Africa-Press – Togo. A quoi sert donc l’armada de conseillers, d’experts et de juristes logés à la présidence de la République?
Le processus électoral en cours au Togo vient une fois encore d’illustrer, de manière éclatante, les carences structurelles de l’appareil étatique et le dysfonctionnement chronique des institutions de la République.
Le 21 mai 2025, conformément aux textes régissant l’organisation territoriale et sur la base des données actualisées du cinquième Recensement général de la population et de l’habitat (RGPH-5), le président du Conseil, chef du gouvernement, a pris un décret en conseil des ministres fixant le nombre de conseillers municipaux, de maires et d’adjoints au maire par commune. Cet acte réglementaire, fondé sur une compétence exclusive de l’Exécutif, était censé baliser définitivement l’organisation des prochaines élections locales.
Contre toute attente, à cinq heures de la clôture du dépôt des candidatures, ce 29 mai 2025, un simple communiqué de la Commission électorale nationale indépendante (CENI), signé de son président, est venu suspendre l’application dudit décret. Aucun fondement légal ne semble justifier une telle prérogative.
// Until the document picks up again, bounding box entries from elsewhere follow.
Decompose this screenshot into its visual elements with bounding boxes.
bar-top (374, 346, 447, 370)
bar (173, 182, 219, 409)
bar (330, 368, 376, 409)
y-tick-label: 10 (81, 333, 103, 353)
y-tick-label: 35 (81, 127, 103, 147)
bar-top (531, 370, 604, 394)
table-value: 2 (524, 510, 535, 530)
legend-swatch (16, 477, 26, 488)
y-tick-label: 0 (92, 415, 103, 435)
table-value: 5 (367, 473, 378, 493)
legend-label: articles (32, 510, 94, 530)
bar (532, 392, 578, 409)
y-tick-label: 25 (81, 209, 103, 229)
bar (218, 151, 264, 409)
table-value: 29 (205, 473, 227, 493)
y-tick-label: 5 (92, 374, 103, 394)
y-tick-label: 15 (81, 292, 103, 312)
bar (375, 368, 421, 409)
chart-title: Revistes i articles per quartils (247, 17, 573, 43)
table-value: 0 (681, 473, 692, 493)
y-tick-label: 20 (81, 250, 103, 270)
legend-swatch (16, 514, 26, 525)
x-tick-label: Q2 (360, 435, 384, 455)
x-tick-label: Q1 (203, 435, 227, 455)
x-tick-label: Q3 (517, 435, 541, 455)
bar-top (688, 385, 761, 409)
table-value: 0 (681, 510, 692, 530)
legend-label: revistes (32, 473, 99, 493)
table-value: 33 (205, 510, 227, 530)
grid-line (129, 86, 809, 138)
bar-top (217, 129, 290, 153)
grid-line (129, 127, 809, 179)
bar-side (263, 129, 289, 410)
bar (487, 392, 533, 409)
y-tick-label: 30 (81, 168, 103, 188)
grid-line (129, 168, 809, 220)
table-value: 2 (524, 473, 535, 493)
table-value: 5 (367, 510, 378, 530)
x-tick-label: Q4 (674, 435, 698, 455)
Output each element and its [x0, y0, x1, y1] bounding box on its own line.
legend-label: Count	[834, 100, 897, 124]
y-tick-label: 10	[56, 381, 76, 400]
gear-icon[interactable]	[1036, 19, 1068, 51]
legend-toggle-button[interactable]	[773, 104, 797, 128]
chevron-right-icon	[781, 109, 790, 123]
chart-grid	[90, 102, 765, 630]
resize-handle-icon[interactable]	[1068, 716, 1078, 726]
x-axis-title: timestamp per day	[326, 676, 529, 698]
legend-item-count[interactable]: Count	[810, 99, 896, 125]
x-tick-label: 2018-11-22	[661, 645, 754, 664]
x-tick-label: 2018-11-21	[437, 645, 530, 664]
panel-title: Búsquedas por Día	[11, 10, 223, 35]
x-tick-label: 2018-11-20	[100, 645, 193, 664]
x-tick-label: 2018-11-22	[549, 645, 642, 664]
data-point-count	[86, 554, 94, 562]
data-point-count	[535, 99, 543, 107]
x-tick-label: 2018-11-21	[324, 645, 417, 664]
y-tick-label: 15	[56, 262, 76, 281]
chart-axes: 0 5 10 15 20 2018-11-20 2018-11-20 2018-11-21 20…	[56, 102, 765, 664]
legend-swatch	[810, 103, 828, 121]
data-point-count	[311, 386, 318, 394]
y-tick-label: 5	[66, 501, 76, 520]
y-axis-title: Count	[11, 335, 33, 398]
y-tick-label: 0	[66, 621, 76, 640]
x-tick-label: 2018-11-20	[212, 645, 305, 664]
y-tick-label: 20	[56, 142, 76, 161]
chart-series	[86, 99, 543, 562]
En vertu du principe de séparation des pouvoirs et de hiérarchie des normes, une autorité administrative indépendante, fût-elle la CENI, ne saurait abroger ou suspendre un acte émanant du pouvoir exécutif sans violer gravement les règles élémentaires du droit public, notamment le parallélisme des formes et des compétences.
Ce revirement aussi brutal qu’irrationnel jette une lumière crue sur l’amateurisme institutionnalisé qui gangrène le sommet de l’Etat. A quoi sert donc l’armada de conseillers, d’experts et de juristes logés à la présidence de la République, si des erreurs aussi grossières sur la mécanique administrative continuent de se produire? La répétition de tels égarements n’est pas une simple maladresse ; elle traduit un dérèglement profond de l’appareil décisionnel, un pilotage à vue qui s’étend désormais à tous les secteurs, et un affaissement manifeste de l’autorité de l’État.
Au-delà de l’embarras institutionnel, c’est la crédibilité même du processus démocratique qui se trouve compromise. En s’arrogeant des compétences qu’elle ne détient pas, la CENI fragilise son indépendance déjà contestée et accentue la méfiance des citoyens envers les mécanismes électoraux.
Il est urgent de remettre de la rigueur, de la cohérence et du respect des normes dans la conduite des affaires publiques. La République ne peut continuer à se construire dans l’approximation, l’improvisation et l’incohérence institutionnelle.